I will add my answer because none of the others was good enough for me:
1) There is no need to mock the Mailer: Rails basically does that already for you.
2) There is no need to really trigger the creation of the email: this will consume time and slow down your test!
That's why in environments/test.rb
you should have the following options set:
config.action_mailer.delivery_method = :test
config.active_job.queue_adapter = :test
Again: don't deliver your emails using deliver_now
but always use deliver_later
. That prevents your users from waiting for the effective delivering of the email. If you don't have sidekiq
, sucker_punch
, or any other in production, simply use config.active_job.queue_adapter = :async
. And either async
or inline
for development environment.
Given the following configuration for the testing environment, you emails will always be enqueued and never executed for delivery: this prevents your from mocking them and you can check that they are enqueued correctly.
In you tests, always split the test in two:
1) One unit test to check that the email is enqueued correctly and with the correct parameters
2) One unit test for the mail to check that the subject, sender, receiver and content are correct.

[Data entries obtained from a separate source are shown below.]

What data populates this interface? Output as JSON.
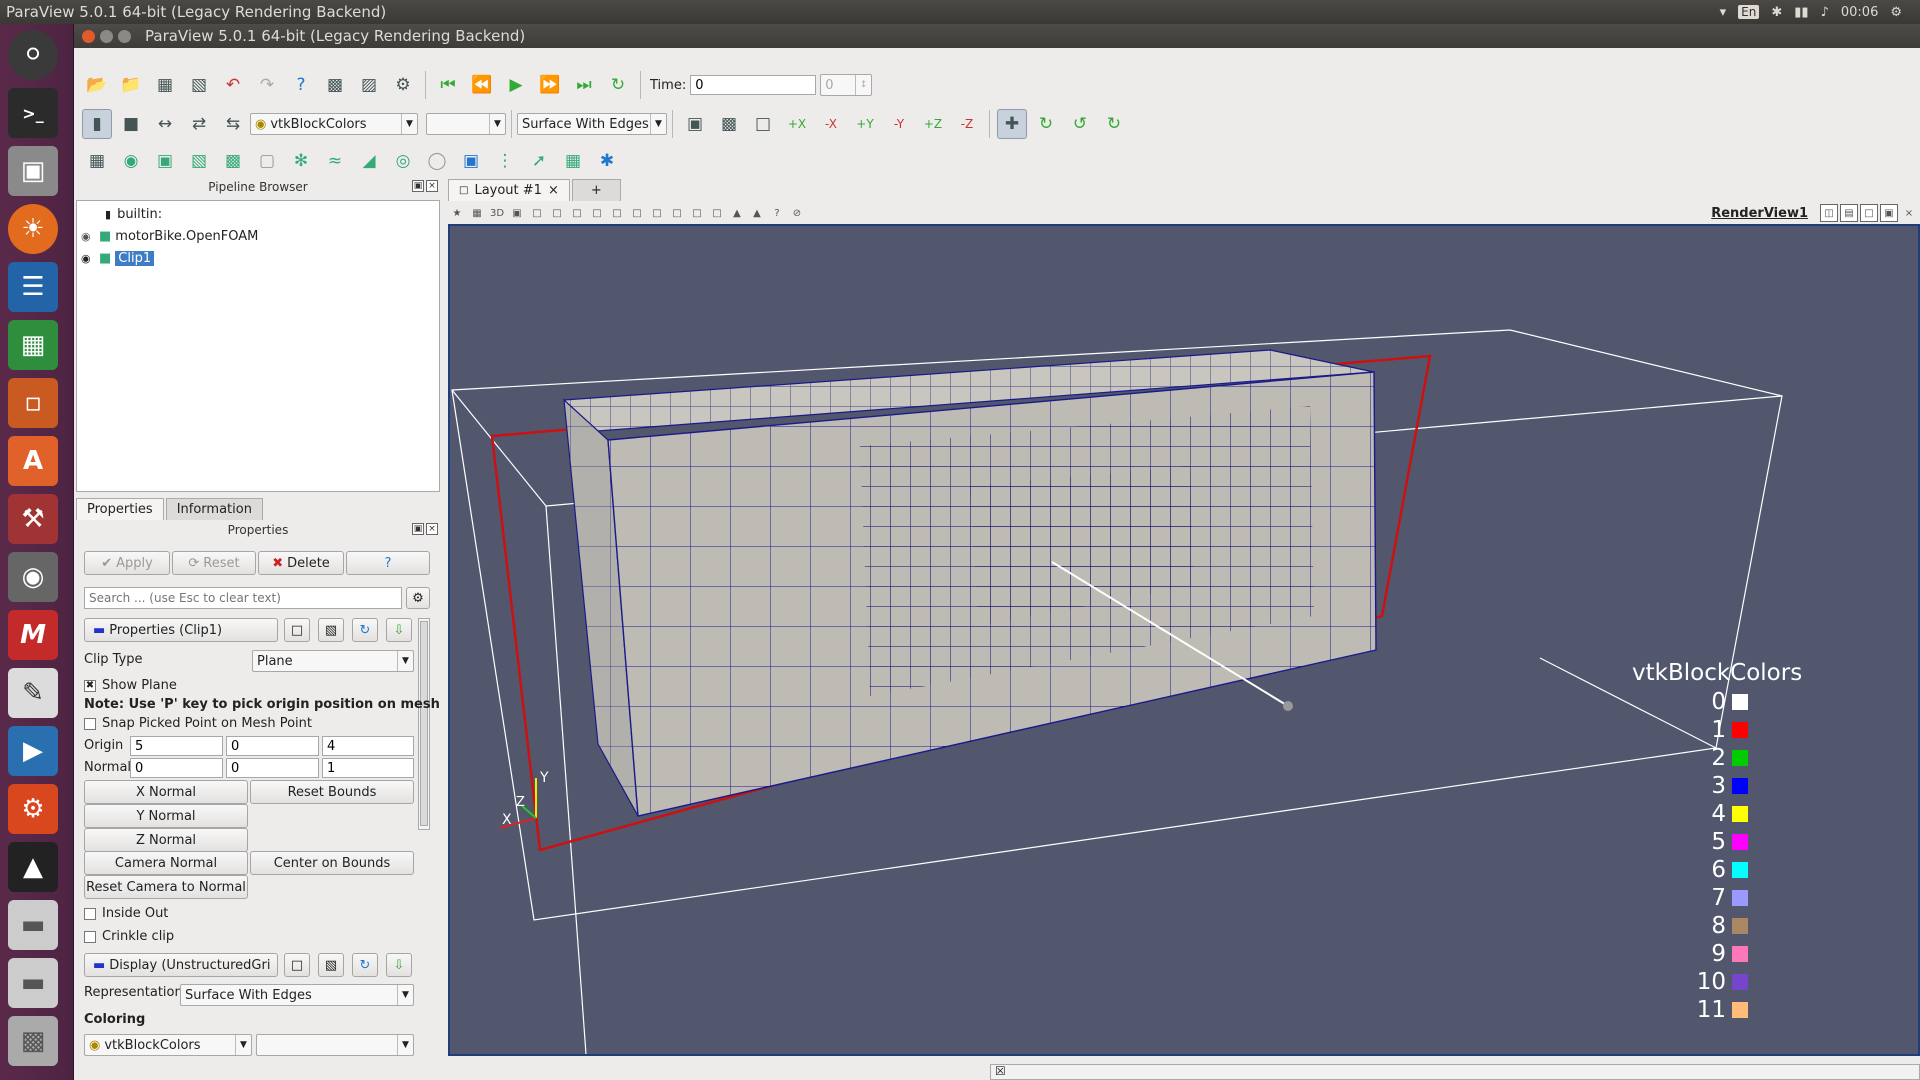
{
  "os": {
    "title": "ParaView 5.0.1 64-bit (Legacy Rendering Backend)",
    "keyboard": "En",
    "clock": "00:06"
  },
  "window": {
    "title": "ParaView 5.0.1 64-bit (Legacy Rendering Backend)"
  },
  "toolbar": {
    "time_label": "Time:",
    "time_value": "0",
    "time_index": "0",
    "color_array": "vtkBlockColors",
    "color_component": "",
    "representation": "Surface With Edges"
  },
  "pipeline": {
    "header": "Pipeline Browser",
    "items": [
      {
        "label": "builtin:"
      },
      {
        "label": "motorBike.OpenFOAM"
      },
      {
        "label": "Clip1"
      }
    ]
  },
  "props": {
    "tab_properties": "Properties",
    "tab_information": "Information",
    "header": "Properties",
    "apply": "Apply",
    "reset": "Reset",
    "delete": "Delete",
    "help": "?",
    "search_placeholder": "Search ... (use Esc to clear text)",
    "section_clip": "Properties (Clip1)",
    "clip_type_label": "Clip Type",
    "clip_type_value": "Plane",
    "show_plane": "Show Plane",
    "note": "Note: Use 'P' key to pick origin position on mesh",
    "snap": "Snap Picked Point on Mesh Point",
    "origin_label": "Origin",
    "origin": [
      "5",
      "0",
      "4"
    ],
    "normal_label": "Normal",
    "normal": [
      "0",
      "0",
      "1"
    ],
    "x_normal": "X Normal",
    "y_normal": "Y Normal",
    "z_normal": "Z Normal",
    "reset_bounds": "Reset Bounds",
    "camera_normal": "Camera Normal",
    "center_on_bounds": "Center on Bounds",
    "reset_camera_normal": "Reset Camera to Normal",
    "inside_out": "Inside Out",
    "crinkle": "Crinkle clip",
    "section_display": "Display (UnstructuredGri",
    "representation_label": "Representation",
    "representation_value": "Surface With Edges",
    "coloring_label": "Coloring",
    "coloring_value": "vtkBlockColors",
    "coloring_component": ""
  },
  "layout": {
    "tab": "Layout #1",
    "add_tab": "+",
    "view_name": "RenderView1"
  },
  "legend": {
    "title": "vtkBlockColors",
    "entries": [
      {
        "label": "0",
        "color": "#ffffff"
      },
      {
        "label": "1",
        "color": "#ff0000"
      },
      {
        "label": "2",
        "color": "#00cc00"
      },
      {
        "label": "3",
        "color": "#0000ff"
      },
      {
        "label": "4",
        "color": "#ffff00"
      },
      {
        "label": "5",
        "color": "#ff00ff"
      },
      {
        "label": "6",
        "color": "#00ffff"
      },
      {
        "label": "7",
        "color": "#9999ff"
      },
      {
        "label": "8",
        "color": "#aa8866"
      },
      {
        "label": "9",
        "color": "#ff77bb"
      },
      {
        "label": "10",
        "color": "#7744cc"
      },
      {
        "label": "11",
        "color": "#ffbb77"
      }
    ]
  },
  "axes": {
    "x": "X",
    "y": "Y",
    "z": "Z"
  }
}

Given the following scenario:
class User
after_update :send_email
def send_email
ReportMailer.update_mail(id).deliver_later
end
end
Write a test to check the email is enqueued correctly:
include ActiveJob::TestHelper
expect { user.update(name: 'Hello') }.to have_enqueued_job(ActionMailer::DeliveryJob).with('ReportMailer', 'update_mail', 'deliver_now', user.id)
and write a separate test for your email
Rspec.describe ReportMailer do
describe '#update_email' do
subject(:mailer) { described_class.update_email(user.id) }
it { expect(mailer.subject).to eq 'whatever' }
...
end
end
- You have tested exactly that your email has been enqueued and not a generic job.
- Your test is fast
- You needed no mocking
When you write a system test, feel free to decide if you want to really deliver emails there, since speed doesn't matter that much anymore. I personally like to configure the following:
RSpec.configure do |config|
config.around(:each, :mailer) do |example|
perform_enqueued_jobs do
example.run
end
end
end
and assign the :mailer
attribute to the tests were I want to actually send emails.